Their Facebook page regularly includes comments seeking information and ideas for living with a range of musculoskeletal conditions, with topics such as work, relationships, pregnancy, exercise and technical questions about research. They talk among themselves and also link to experts who can provide clinical, legal and practical advice.
Peer support groups can offer real, practical advice the medical system is unlikely to bring up. For example, making a cup of tea in the morning to hang on to so the hands can warm up and lose some of the overnight stiffness with arthritis, or how to have a conversation with your boss about a condition they may never have heard of, such as fibromyalgia.
Better disease management
We know wealth affects health – chronic disease prevalence is greater in lower socio-economic populations. We also know health care is heavily influenced by culture, setting and population.
Social interactions have a vital relationship to health outcomes, but medical culture often neglects the importance of social relationships in disease management health and well-being.

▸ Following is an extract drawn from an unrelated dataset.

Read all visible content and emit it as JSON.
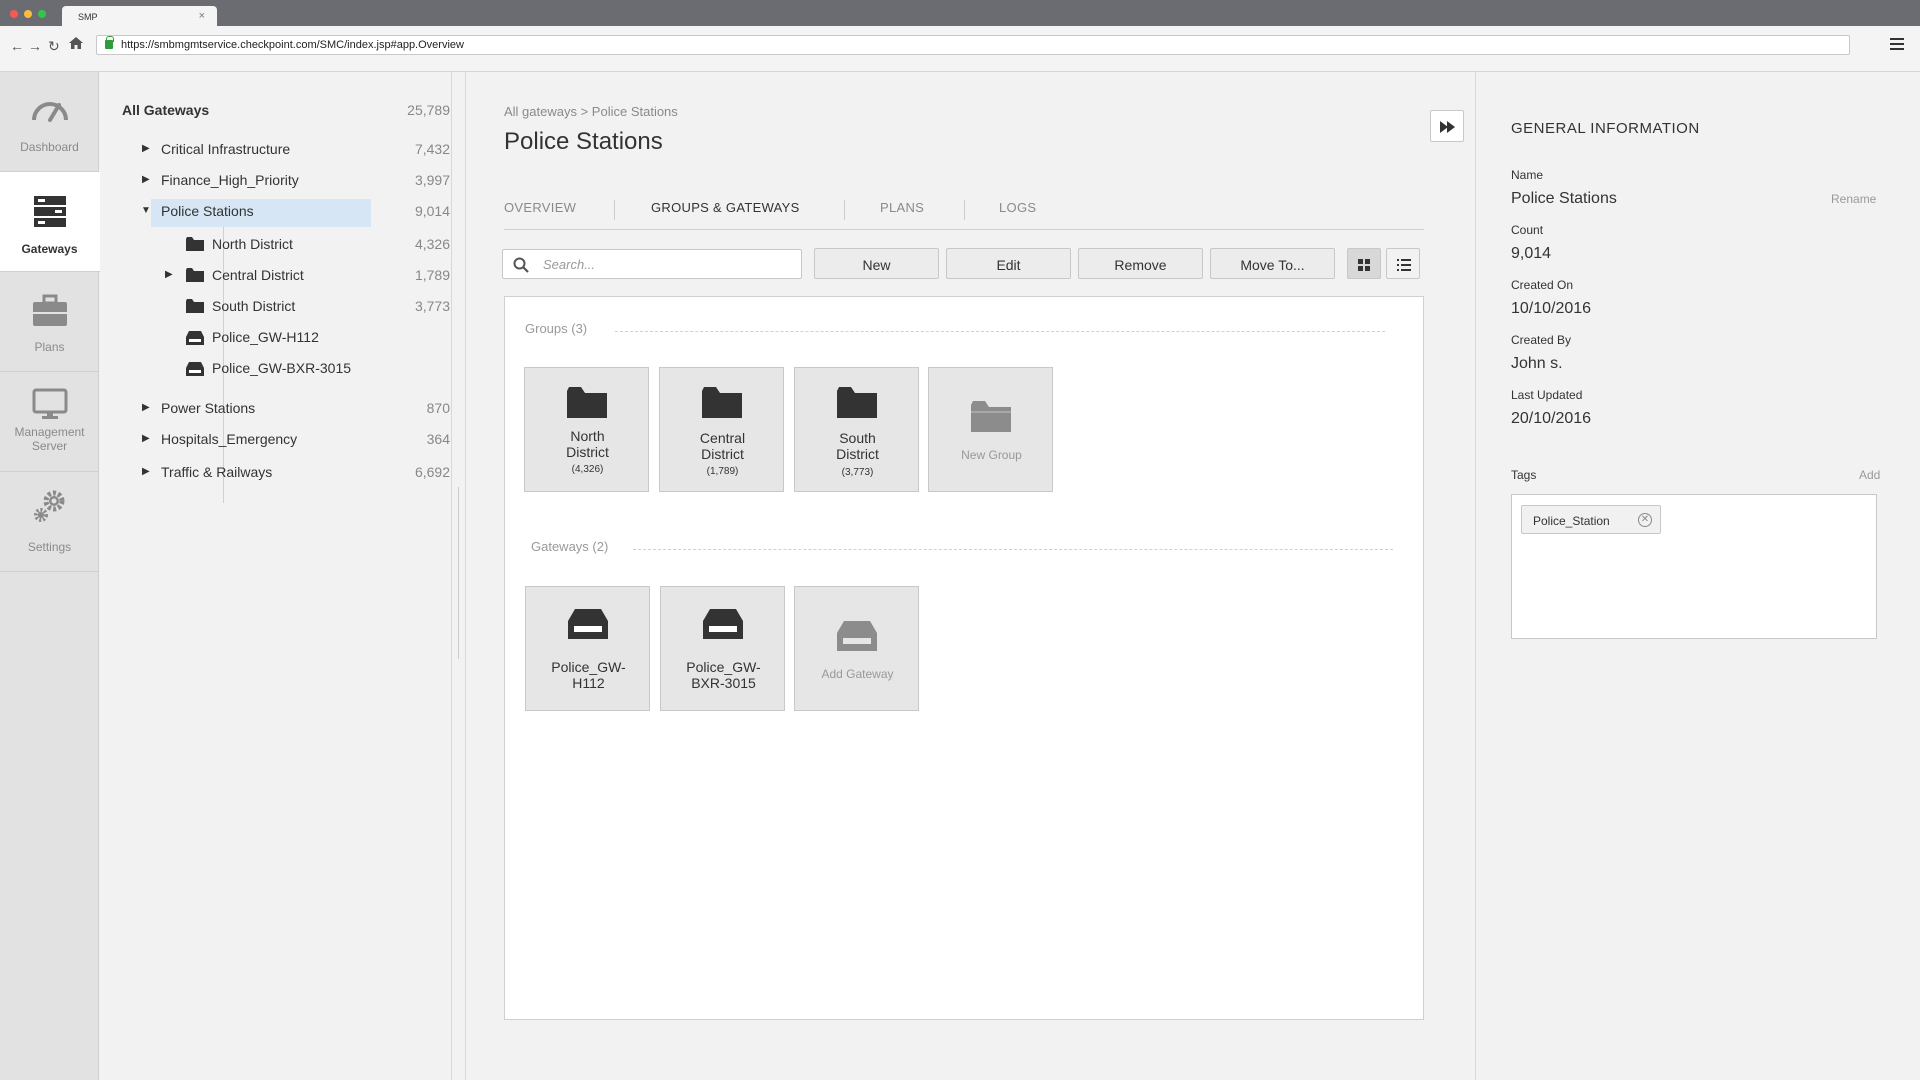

The medical model is particularly poor at achieving behaviour change such as diet and exercise. But there’s evidence to suggest people who attend “illness-affiliated” peer-support groups better manage their chronic conditions and have better health outcomes than those who solely rely on medical interventions.
For example, a 2013 study showed improved blood glucose management during peer support group attendance among diabetics.
A recent review also found people who attend illness-affiliated peer-support groups better manage their chronic conditions, with research showing:
- better health outcomes than those who solely rely on medical interventions
- improved access and exposure to additional health services, as well as greater confidence in people approaching or going through treatment
- peer-support groups are a cost-effective strategy.
Improving peer support
While all Australian state and territory governments contribute financially in some capacity to peer-support services, there is little consistency between jurisdictions’ approaches.
Some state health departments explicitly recognise peer-support services as an essential component of public health strategies and have written policy plans of how to incorporate and build a peer workforce to help organise and lead groups, while others lack a coherent peer support infrastructure. The result is an ad hoc approach with patchy referrals, little quality control and no systemic evaluation.
As chronic disease becomes more prevalent, government and communities should consider a better structure to build upon peer support services to maximise health outcomes. Peer-support has the capacity to provide nuanced assistance and education to those living with chronic health conditions in a compassionate and non-judgemental way.
Government can assist a peer support group for people with arthritis for as little as $5,000 a year, to allow for things such as venue hire, catering and administration expenses. As the average cost of one knee replacement is between A$18-$30,000, it’s likely even small changes in how people manage their diseases will provide a return on investment.